ShareThis Drives Insights for Publishers and Advertisers with Google BigQuery
ShareThis makes social data actionable. Advertisers work with ShareThis to reach relevant audiences with highly targeted messaging across mobile and web. Publishers benefit because ShareThis drives traffic and revenue to their sites, while advertisers benefit not only through targeted placement of their marketing messages, but also through insight into customers’ interests across the Internet. Both publishers and advertisers can use the ShareThis platform to understand customers and engage them more effectively.
The company gathers about a billion social data points each day, adding the information to its database and making it available for analysis using its Insights data analysis portal. Through Insights, ShareThis adds a layer of intelligence that helps marketers understand their customers, spot patterns and plan campaigns.
The company has been gathering social data since 2007 – collecting about two terabytes per day. Because of the large amount of information stored, queries by publishers and advertisers across that aggregate data were too slow, sometimes taking two or three days to code and execute – and some types of analysis couldn’t be run at all. As the amount of data gathered by ShareThis increased, the company needed to rewrite its Insights portal to be faster and more efficient.
A separate challenge for the 90-person company was to lower the operational cost of the back-end services driving Insights, which were running on four separate Hadoop map/reduce clusters hosted by Amazon Web Services, with more than 160 servers in those clusters. Depending on workload, three to six engineers were focused on maintaining those clusters. As it gained both publishers and advertisers, ShareThis could only see the size, complexity, and cost of its Hadoop clusters growing – and meanwhile, the existing systems were falling behind in handling customer queries.
ShareThis chose to migrate to Google Cloud Storage to host its data, and to Google BigQuery to power the analytics for its Insights software, which publishers and advertisers use to understand their customers. “We went through an architectural process where we investigated different querying engines, including Amazon Redshift and Amazon Spark,” explained Ishika Paul, engineering lead at ShareThis. “When considering cost, responsiveness and functionality, BigQuery was the best choice. Insight analysis took 20+ machines using alternate solutions, but worked flawlessly on BigQuery.”
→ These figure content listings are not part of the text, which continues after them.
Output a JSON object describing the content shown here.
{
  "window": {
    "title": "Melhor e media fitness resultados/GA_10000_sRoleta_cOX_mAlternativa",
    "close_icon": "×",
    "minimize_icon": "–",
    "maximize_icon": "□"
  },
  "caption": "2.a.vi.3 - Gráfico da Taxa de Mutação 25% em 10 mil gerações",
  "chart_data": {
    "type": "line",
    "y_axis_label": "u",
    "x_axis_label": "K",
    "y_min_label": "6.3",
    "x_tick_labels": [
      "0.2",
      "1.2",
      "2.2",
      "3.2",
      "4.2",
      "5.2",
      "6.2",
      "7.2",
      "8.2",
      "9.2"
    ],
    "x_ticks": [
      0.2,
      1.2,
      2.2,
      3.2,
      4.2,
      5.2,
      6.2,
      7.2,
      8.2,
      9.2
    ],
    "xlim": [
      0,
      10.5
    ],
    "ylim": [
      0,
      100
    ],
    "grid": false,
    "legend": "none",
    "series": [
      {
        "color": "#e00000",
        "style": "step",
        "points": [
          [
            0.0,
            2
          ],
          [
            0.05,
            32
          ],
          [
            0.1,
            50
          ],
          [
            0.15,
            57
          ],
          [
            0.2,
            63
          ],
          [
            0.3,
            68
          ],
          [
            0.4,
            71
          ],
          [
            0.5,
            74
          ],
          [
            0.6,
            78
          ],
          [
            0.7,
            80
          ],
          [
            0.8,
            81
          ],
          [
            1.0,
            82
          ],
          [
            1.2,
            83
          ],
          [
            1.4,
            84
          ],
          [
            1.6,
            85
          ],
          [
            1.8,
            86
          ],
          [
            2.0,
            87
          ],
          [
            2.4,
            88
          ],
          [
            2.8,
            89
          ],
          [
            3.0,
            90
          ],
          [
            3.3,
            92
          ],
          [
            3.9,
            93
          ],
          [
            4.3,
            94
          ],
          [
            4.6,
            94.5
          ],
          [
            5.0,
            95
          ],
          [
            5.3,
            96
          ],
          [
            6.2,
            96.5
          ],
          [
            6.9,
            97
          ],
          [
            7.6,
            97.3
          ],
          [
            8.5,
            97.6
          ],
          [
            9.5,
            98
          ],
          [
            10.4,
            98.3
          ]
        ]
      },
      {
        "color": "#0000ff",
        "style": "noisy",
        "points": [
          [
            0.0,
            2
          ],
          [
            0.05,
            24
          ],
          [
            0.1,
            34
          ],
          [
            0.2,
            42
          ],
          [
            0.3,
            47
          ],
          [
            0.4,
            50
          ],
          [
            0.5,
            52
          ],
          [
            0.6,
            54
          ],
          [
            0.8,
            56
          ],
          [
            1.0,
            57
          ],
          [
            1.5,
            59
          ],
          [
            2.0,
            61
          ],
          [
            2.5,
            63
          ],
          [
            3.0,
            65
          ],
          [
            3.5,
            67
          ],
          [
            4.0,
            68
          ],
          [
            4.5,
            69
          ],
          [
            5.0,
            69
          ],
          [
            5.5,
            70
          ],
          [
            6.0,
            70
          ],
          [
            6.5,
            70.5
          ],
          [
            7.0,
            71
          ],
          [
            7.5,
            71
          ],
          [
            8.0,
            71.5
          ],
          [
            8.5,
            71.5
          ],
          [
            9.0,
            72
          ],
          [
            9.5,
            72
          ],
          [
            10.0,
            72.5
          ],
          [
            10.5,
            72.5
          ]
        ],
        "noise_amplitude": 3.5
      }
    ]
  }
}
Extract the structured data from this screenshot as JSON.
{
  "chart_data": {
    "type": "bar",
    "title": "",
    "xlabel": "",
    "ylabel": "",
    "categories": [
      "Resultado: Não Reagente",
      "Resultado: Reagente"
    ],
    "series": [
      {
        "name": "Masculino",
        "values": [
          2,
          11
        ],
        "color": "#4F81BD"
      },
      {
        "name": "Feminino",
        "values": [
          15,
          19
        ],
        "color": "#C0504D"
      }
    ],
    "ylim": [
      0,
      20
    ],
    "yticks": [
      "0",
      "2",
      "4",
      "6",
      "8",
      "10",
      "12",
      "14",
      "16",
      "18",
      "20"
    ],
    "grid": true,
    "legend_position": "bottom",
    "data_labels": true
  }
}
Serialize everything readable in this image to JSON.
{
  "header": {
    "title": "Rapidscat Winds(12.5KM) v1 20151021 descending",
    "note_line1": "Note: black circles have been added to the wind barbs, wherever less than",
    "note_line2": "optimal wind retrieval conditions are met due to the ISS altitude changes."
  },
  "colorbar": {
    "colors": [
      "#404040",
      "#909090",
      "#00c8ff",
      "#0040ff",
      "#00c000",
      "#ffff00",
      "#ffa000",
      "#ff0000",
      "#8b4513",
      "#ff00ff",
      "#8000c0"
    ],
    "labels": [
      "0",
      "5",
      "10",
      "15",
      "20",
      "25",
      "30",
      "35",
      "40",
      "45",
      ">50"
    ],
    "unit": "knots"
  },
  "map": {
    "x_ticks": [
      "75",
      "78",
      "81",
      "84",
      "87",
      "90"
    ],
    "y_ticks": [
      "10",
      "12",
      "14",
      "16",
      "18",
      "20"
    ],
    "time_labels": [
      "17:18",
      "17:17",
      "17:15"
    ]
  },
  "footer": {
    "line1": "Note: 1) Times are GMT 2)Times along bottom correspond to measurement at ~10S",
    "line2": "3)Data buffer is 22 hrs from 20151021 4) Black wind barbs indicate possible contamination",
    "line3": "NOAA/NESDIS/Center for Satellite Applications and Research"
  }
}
“We are no longer concerned about data growing, because Google handles the scalability,” she continued, adding that the ShareThis social data uses a complex nested object structure, and it was critical that the new solution be able to accommodate that structure: “We found that BigQuery handles that structure quite easily without flattening the data.”
Not only does BigQuery handle the data, but the new Insights platform has significantly more capacity. “Queries can run concurrently because it’s a managed service,” Ishika said.
The rewritten Insights software, based on Google Cloud Platform, is expected to save ShareThis 50-60 percent in operational costs over the version hosted by Amazon Web Services. Part of the savings can be attributed to lower fixed costs of the service compared to AWS. Another cause: The staff previously maintaining the ShareThis map/reduce clusters in AWS are now assigned to more strategic tasks that really push their business forward, such as software development.
The BigQuery-powered Insights can run more customer queries faster, as simple requests that took minutes now take seconds, and very complex queries that took days now take only minutes. “Because of the SQL-like interface of BigQuery, we can also enable non-technical users to get data themselves,” said Ishika. “Before, we’d have to populate a custom cluster based on date ranges, for example, but now marketing analysts can get the information they need without engineering intervention.”
The new Insights software helped ShareThis during its own customer acquisition and onboarding process – such as being able to run real-time queries on a laptop during a sales meeting. With the old platform, setting up some of those queries might have taken days. With the new platform, it takes seconds.
Previously, ShareThis required several software development cycles to provide live-data examples of what customers would gain from Insights. Now, the company’s on-staff analysts can build BigQuery-based reports in a couple of hours and show those reports to new customers. If ShareThis can also take the same query the analyst ran and productize it.
With Google Cloud Platform, Paul said, “We’re not simply building products faster. We’re building the right products faster.”